Tarif Trump dan Kekhawatiran Ekonomi Global
Presiden Donald Trump sebelumnya telah mengumumkan kebijakan tarif baru yang menargetkan China dan berpotensi berdampak pada negara lain. Analis melihat bahwa kebijakan ini berisiko menekan pertumbuhan ekonomi global, yang pada akhirnya dapat mengurangi permintaan energi, termasuk minyak mentah.
Menurut laporan BMI Research, tekanan terhadap harga minyak terutama berasal dari kekhawatiran pasar mengenai dampak perang dagang terhadap permintaan energi global. “Tarif yang diterapkan, serta respons balasan dari berbagai negara, berpotensi menekan pertumbuhan ekonomi dan akhirnya mengurangi konsumsi minyak,” jelas laporan tersebut.
Michael Haigh, Kepala Riset Komoditas di Societe Generale, menyebut bahwa tarif dan ketidakpastian kebijakan dapat menjadi sentimen bullish bagi pasar minyak. “Namun, respons pasar masih terbatas karena kekhawatiran terhadap perlambatan ekonomi global yang lebih besar,” ungkapnya.
Selain kebijakan tarif terhadap China, Trump juga telah menangguhkan rencana tarif tinggi terhadap Meksiko dan Kanada, tetapi tetap menerapkan tarif 10% pada beberapa impor dari China. Kebijakan ini menjadi salah satu faktor utama yang mendorong volatilitas harga minyak dalam beberapa pekan terakhir.
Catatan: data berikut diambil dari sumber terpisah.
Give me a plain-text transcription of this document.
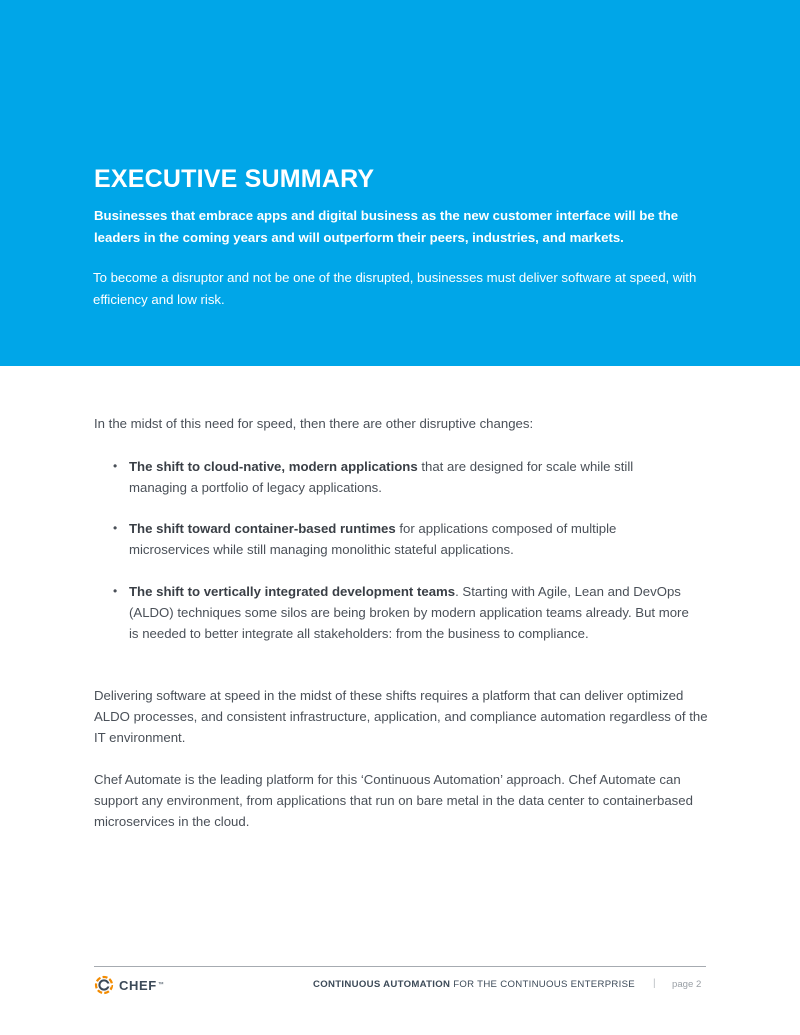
EXECUTIVE SUMMARY

Businesses that embrace apps and digital business as the new customer interface will be the leaders in the coming years and will outperform their peers, industries, and markets.

To become a disruptor and not be one of the disrupted, businesses must deliver software at speed, with efficiency and low risk.

In the midst of this need for speed, then there are other disruptive changes:

• The shift to cloud-native, modern applications that are designed for scale while still managing a portfolio of legacy applications.
• The shift toward container-based runtimes for applications composed of multiple microservices while still managing monolithic stateful applications.
• The shift to vertically integrated development teams. Starting with Agile, Lean and DevOps (ALDO) techniques some silos are being broken by modern application teams already. But more is needed to better integrate all stakeholders: from the business to compliance.

Delivering software at speed in the midst of these shifts requires a platform that can deliver optimized ALDO processes, and consistent infrastructure, application, and compliance automation regardless of the IT environment.

Chef Automate is the leading platform for this ‘Continuous Automation’ approach. Chef Automate can support any environment, from applications that run on bare metal in the data center to containerbased microservices in the cloud.

CHEF ™	CONTINUOUS AUTOMATION FOR THE CONTINUOUS ENTERPRISE | page 2
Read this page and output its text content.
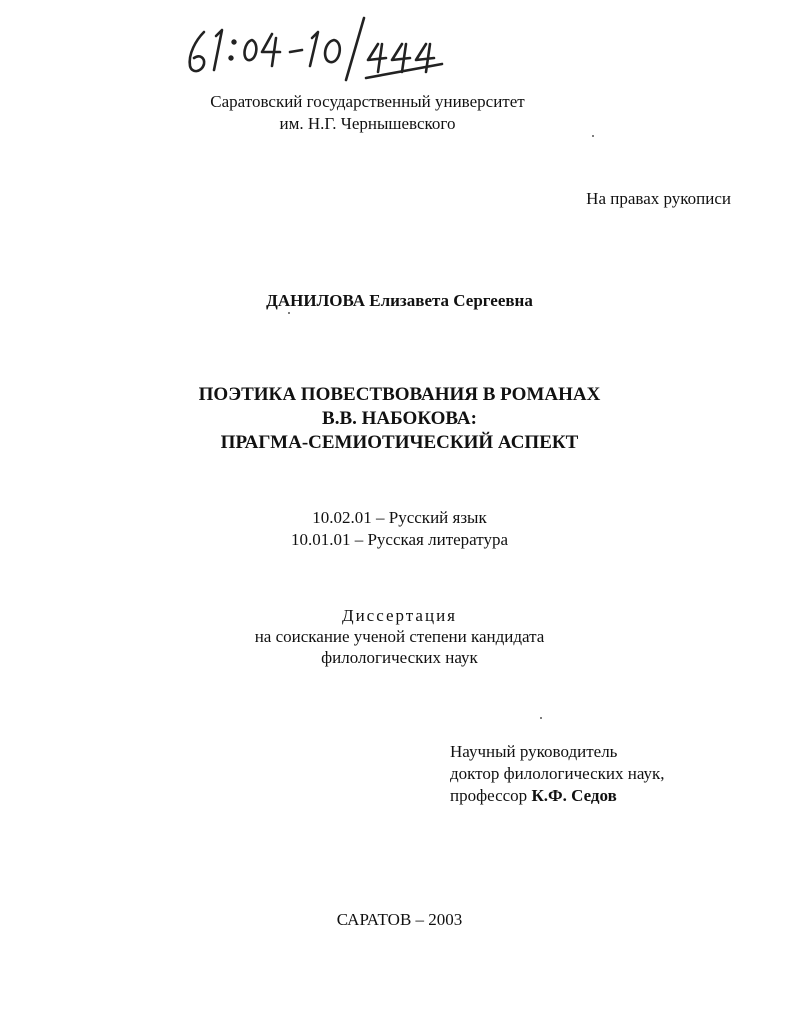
Саратовский государственный университет
им. Н.Г. Чернышевского
На правах рукописи
ДАНИЛОВА Елизавета Сергеевна
ПОЭТИКА ПОВЕСТВОВАНИЯ В РОМАНАХ
В.В. НАБОКОВА:
ПРАГМА-СЕМИОТИЧЕСКИЙ АСПЕКТ
10.02.01 – Русский язык
10.01.01 – Русская литература
Диссертация
на соискание ученой степени кандидата
филологических наук
Научный руководитель
доктор филологических наук,
профессор К.Ф. Седов
САРАТОВ – 2003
Produksi Minyak AS dan Persediaan yang Meningkat
Selain faktor geopolitik dan kebijakan tarif, peningkatan produksi minyak mentah AS juga memberikan tekanan terhadap harga minyak global. Data terbaru menunjukkan bahwa persediaan minyak mentah AS meningkat jauh lebih besar dari perkiraan analis, sehingga memperkuat kekhawatiran akan kelebihan pasokan.
Phil Flynn, analis dari Price Futures Group, menyoroti bahwa pernyataan Trump mengenai komitmen untuk meningkatkan produksi minyak AS telah menciptakan ketidakpastian tambahan di pasar. “Trump bisa memberi dorongan, tapi juga bisa menariknya kembali. Produksi minyak AS yang terus meningkat dapat membatasi kenaikan harga minyak meskipun ada faktor bullish seperti sanksi Iran,” kata Flynn.
Harga Minyak Masih dalam Tekanan
Meskipun harga minyak mengalami kenaikan harian akibat sanksi AS terhadap Iran, tren mingguan masih menunjukkan pelemahan selama tiga pekan berturut-turut.
Faktor utama yang membebani pasar adalah ketidakpastian akibat kebijakan tarif Trump, peningkatan produksi minyak AS, serta kekhawatiran terhadap pertumbuhan ekonomi global.
Dengan kondisi pasar yang masih bergejolak, investor dan pelaku pasar energi akan terus mencermati perkembangan kebijakan AS serta faktor geopolitik lainnya yang dapat mempengaruhi harga minyak dalam beberapa pekan ke depan.
Disclaimer: Berita ini tidak bertujuan mengajak pembaca untuk membeli, menahan, atau menjual produk atau sektor investor terkait saham, komoditas, kripto atau surat berharga lainnya. Keputusan investasi sepenuhnya ada di tangan pembaca. BursaNusantara.com tidak bertanggung jawab terhadap segala kerugian maupun keuntungan yang timbul dari keputusan investasi pembaca.